What does Binance Chain being temporarily suspended mean for you and what comes next? Read on to find out.
Transactions on the BNB chain, also known as Binance Smart Chain (BSC), have been temporarily suspended today. This was after researchers and network participants noticed unusual activity coming from a whale wallet holding more than $500M worth of BNB. The Binance validator community took coordinated action to halt the chain at around 9:35 PM EDT as a first measure toward containing the incident.
What first started as a temporary pause of the network, later developed into a full-on suspension after security researchers noticed unusual on-chain activity coming from a unique source. In short, it seems that a hacker was able to trick the Binance Bridge into releasing a total of 2 million BNB tokens, worth more than $500M at the time of writing. The hacker then proceeded to swap and borrow a variety of crypto assets using the exploited funds until the hack was discovered and the chain was halted. Tether also proactively blacklisted the USDT address associated with the hacker.

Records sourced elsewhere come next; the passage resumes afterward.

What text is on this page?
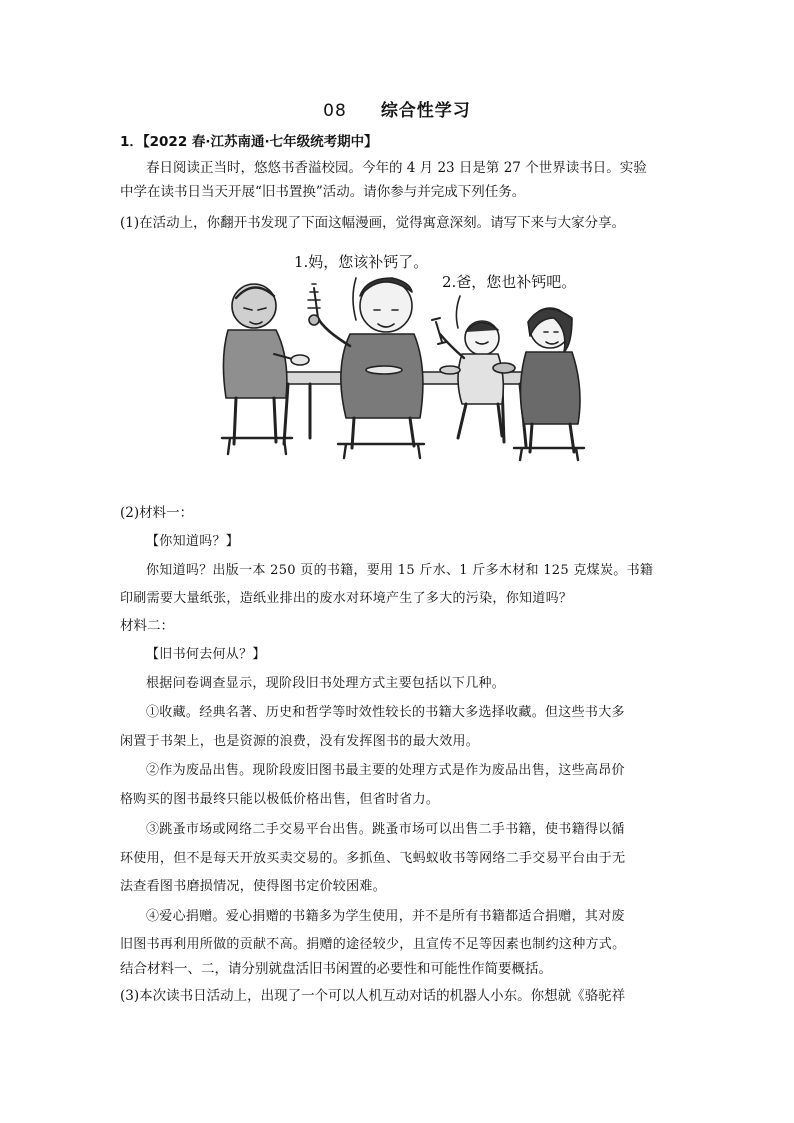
08 综合性学习
1．【2022 春·江苏南通·七年级统考期中】
春日阅读正当时，悠悠书香溢校园。今年的 4 月 23 日是第 27 个世界读书日。实验
中学在读书日当天开展“旧书置换”活动。请你参与并完成下列任务。
(1)在活动上，你翻开书发现了下面这幅漫画，觉得寓意深刻。请写下来与大家分享。
1.妈，您该补钙了。
2.爸，您也补钙吧。
(2)材料一：
【你知道吗？】
你知道吗？出版一本 250 页的书籍，要用 15 斤水、1 斤多木材和 125 克煤炭。书籍
印刷需要大量纸张，造纸业排出的废水对环境产生了多大的污染，你知道吗？
材料二：
【旧书何去何从？】
根据问卷调查显示，现阶段旧书处理方式主要包括以下几种。
①收藏。经典名著、历史和哲学等时效性较长的书籍大多选择收藏。但这些书大多
闲置于书架上，也是资源的浪费，没有发挥图书的最大效用。
②作为废品出售。现阶段废旧图书最主要的处理方式是作为废品出售，这些高昂价
格购买的图书最终只能以极低价格出售，但省时省力。
③跳蚤市场或网络二手交易平台出售。跳蚤市场可以出售二手书籍，使书籍得以循
环使用，但不是每天开放买卖交易的。多抓鱼、飞蚂蚁收书等网络二手交易平台由于无
法查看图书磨损情况，使得图书定价较困难。
④爱心捐赠。爱心捐赠的书籍多为学生使用，并不是所有书籍都适合捐赠，其对废
旧图书再利用所做的贡献不高。捐赠的途径较少，且宣传不足等因素也制约这种方式。
结合材料一、二，请分别就盘活旧书闲置的必要性和可能性作简要概括。
(3)本次读书日活动上，出现了一个可以人机互动对话的机器人小东。你想就《骆驼祥
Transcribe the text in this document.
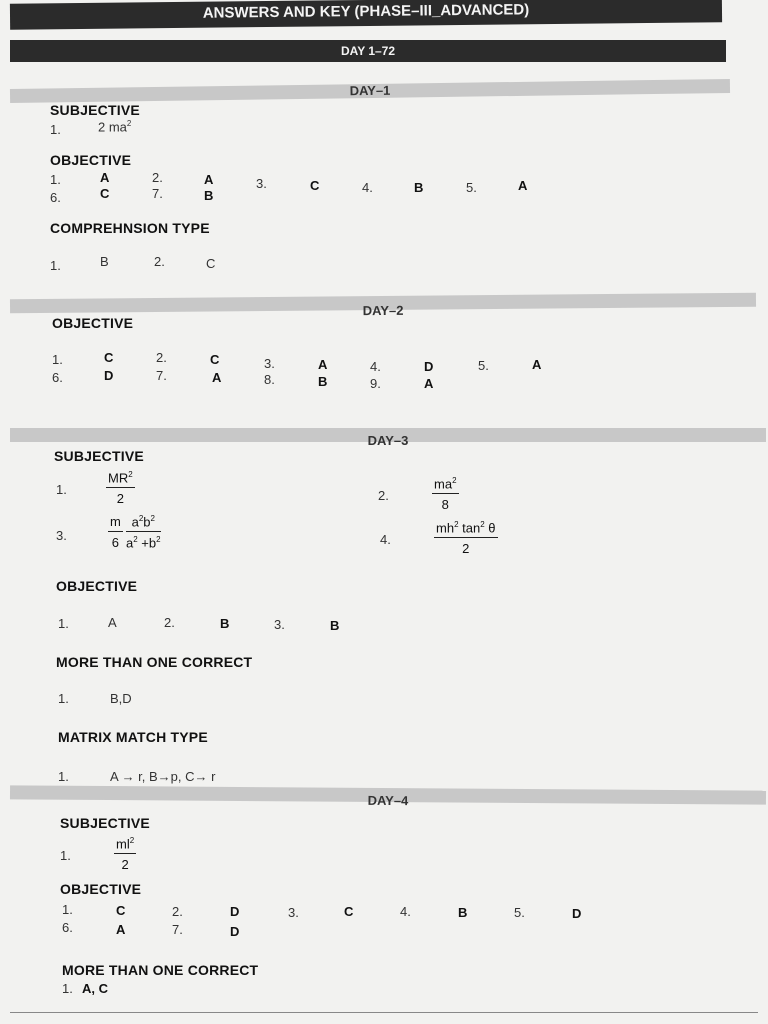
ANSWERS AND KEY (PHASE–III_ADVANCED)
DAY 1–72
DAY–1
SUBJECTIVE
1.	2 $ma^2$
OBJECTIVE
1.	A	2.	A	3.	C	4.	B	5.	A
6.	C	7.	B
COMPREHNSION TYPE
1.	B	2.	C
DAY–2
OBJECTIVE
1.	C	2.	C	3.	A	4.	D	5.	A
6.	D	7.	A	8.	B	9.	A
DAY–3
SUBJECTIVE
1.	$\frac{MR^2}{2}$	2.	$\frac{ma^2}{8}$
3.	$\frac{m}{6} \frac{a^2b^2}{a^2 +b^2}$	4.	$\frac{mh^2 \tan^2 \theta}{2}$
OBJECTIVE
1.	A	2.	B	3.	B
MORE THAN ONE CORRECT
1.	B,D
MATRIX MATCH TYPE
1.	A → r, B→p, C→ r
DAY–4
SUBJECTIVE
1.	$\frac{ml^2}{2}$
OBJECTIVE
1.	C	2.	D	3.	C	4.	B	5.	D
6.	A	7.	D
MORE THAN ONE CORRECT
1. A, C
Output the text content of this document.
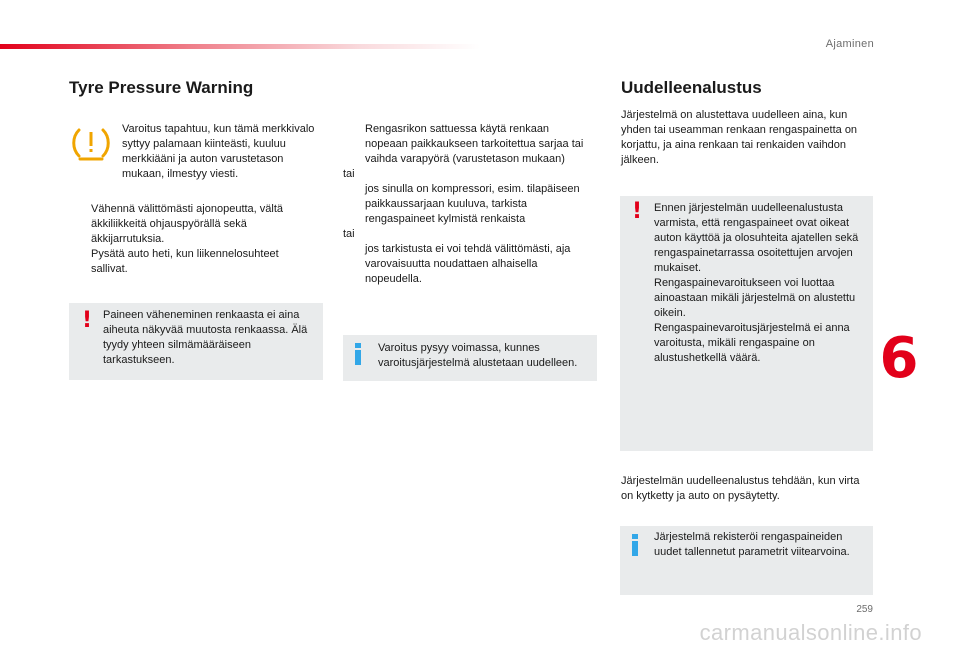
Ajaminen
Tyre Pressure Warning
Varoitus tapahtuu, kun tämä merkkivalo syttyy palamaan kiinteästi, kuuluu merkkiääni ja auton varustetason mukaan, ilmestyy viesti.
Vähennä välittömästi ajonopeutta, vältä äkkiliikkeitä ohjauspyörällä sekä äkkijarrutuksia.
Pysätä auto heti, kun liikennelosuhteet sallivat.
! Paineen väheneminen renkaasta ei aina aiheuta näkyvää muutosta renkaassa. Älä tyydy yhteen silmämääräiseen tarkastukseen.
Rengasrikon sattuessa käytä renkaan nopeaan paikkaukseen tarkoitettua sarjaa tai vaihda varapyörä (varustetason mukaan)
tai
jos sinulla on kompressori, esim. tilapäiseen paikkaussarjaan kuuluva, tarkista rengaspaineet kylmistä renkaista
tai
jos tarkistusta ei voi tehdä välittömästi, aja varovaisuutta noudattaen alhaisella nopeudella.
Varoitus pysyy voimassa, kunnes varoitusjärjestelmä alustetaan uudelleen.
Uudelleenalustus
Järjestelmä on alustettava uudelleen aina, kun yhden tai useamman renkaan rengaspainetta on korjattu, ja aina renkaan tai renkaiden vaihdon jälkeen.
! Ennen järjestelmän uudelleenalustusta varmista, että rengaspaineet ovat oikeat auton käyttöä ja olosuhteita ajatellen sekä rengaspainetarrassa osoitettujen arvojen mukaiset.
Rengaspainevaroitukseen voi luottaa ainoastaan mikäli järjestelmä on alustettu oikein.
Rengaspainevaroitusjärjestelmä ei anna varoitusta, mikäli rengaspaine on alustushetkellä väärä.
Järjestelmän uudelleenalustus tehdään, kun virta on kytketty ja auto on pysäytetty.
Järjestelmä rekisteröi rengaspaineiden uudet tallennetut parametrit viitearvoina.
6
259
carmanualsonline.info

Changpeng Zhao, the CEO of Binance, was quick to react and inform the public of what is happening, and what the company is doing to resolve the problem.
The cross-chain bridge functions similarly to other blockchain bridges: It helps users wrap native Binance chain tokens for use outside of their native chain. So, the practical approach would be that a user deposits the desired amount of BNB on the bridge in exchange for a wrapped version of the token that can be used on other chains. Blockchain bridges have shown to be exceptionally vulnerable, with 3 bridges from 3 different blockchain networks having been exploited for huge amounts in 2022 alone.

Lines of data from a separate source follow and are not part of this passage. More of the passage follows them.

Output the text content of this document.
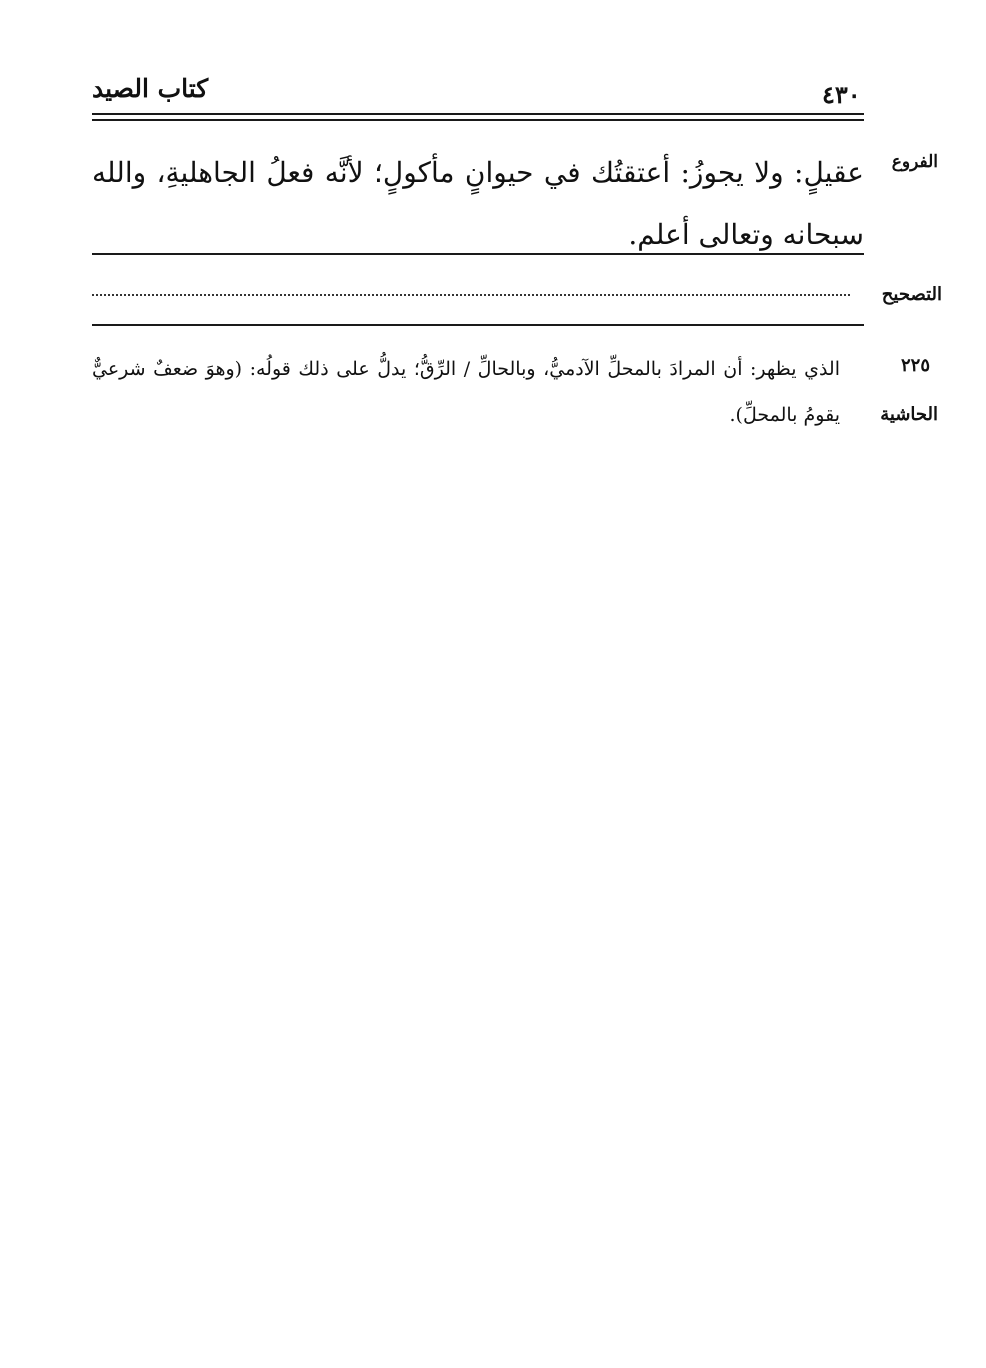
٤٣٠
كتاب الصيد
الفروع
عقيلٍ: ولا يجوزُ: أعتقتُك في حيوانٍ مأكولٍ؛ لأنَّه فعلُ الجاهليةِ، والله سبحانه وتعالى أعلم.
التصحيح
٢٢٥
الحاشية
الذي يظهر: أن المرادَ بالمحلِّ الآدميُّ، وبالحالِّ / الرِّقُّ؛ يدلُّ على ذلك قولُه: (وهوَ ضعفٌ شرعيٌّ يقومُ بالمحلِّ).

How The Incident Was Handled
Knowing that the hacker was attempting to take the exploited funds off the chain, network participants and other third-party security partners have taken swift and decisive action to halt the chain, practically stopping the hacker from making any further malicious transactions on the network. This was highly convenient for preventing any further damage, but a large portion of the crypto community saw this as an obvious breach of immutability and decentralization, two defining features of a blockchain network.
The topic of chain centralisation is a recurrent divisive topic in the crypto community: The spotlight is on the risks of centralisation in Proof-of-Stake consensus, which stems from hosting validator nodes on centralized cloud services in the aftermath of the Ethereum Merge.
What’s the Damage
CZ stated that user funds will remain intact, mentioning that the exploit resulted in “Extra BNB.” With a few hours of downtime and a slight dip in the price of BNB, we can argue that the damage was relatively limited.
Zhao further explained that the total amount of ~$100M worth of tokens that the hacker managed to take out before the incident was contained makes up around a quarter of the last BNB token burn. $7M of the total has already been frozen with the help of the network’s internal and external security partners, according to an official BNB chain Reddit post.
BNB chain team has swiftly worked out a hotfix and a hard fork release. This aims to stop the hacker accounts from making transactions by blacklisting associated addresses and disabling cross-chain transactions between the BNB beacon chain and BNB smart chain, right where the affected bridge is. BSC node runners are expected to update their clients to the latest BSC v1.1.5 Github release.
While the BNB chain has reportedly been running well since the fresh network upgrade, some users have reported that transactions are still struggling to be executed. However, things will most likely improve as more and more nodes update to the latest network state.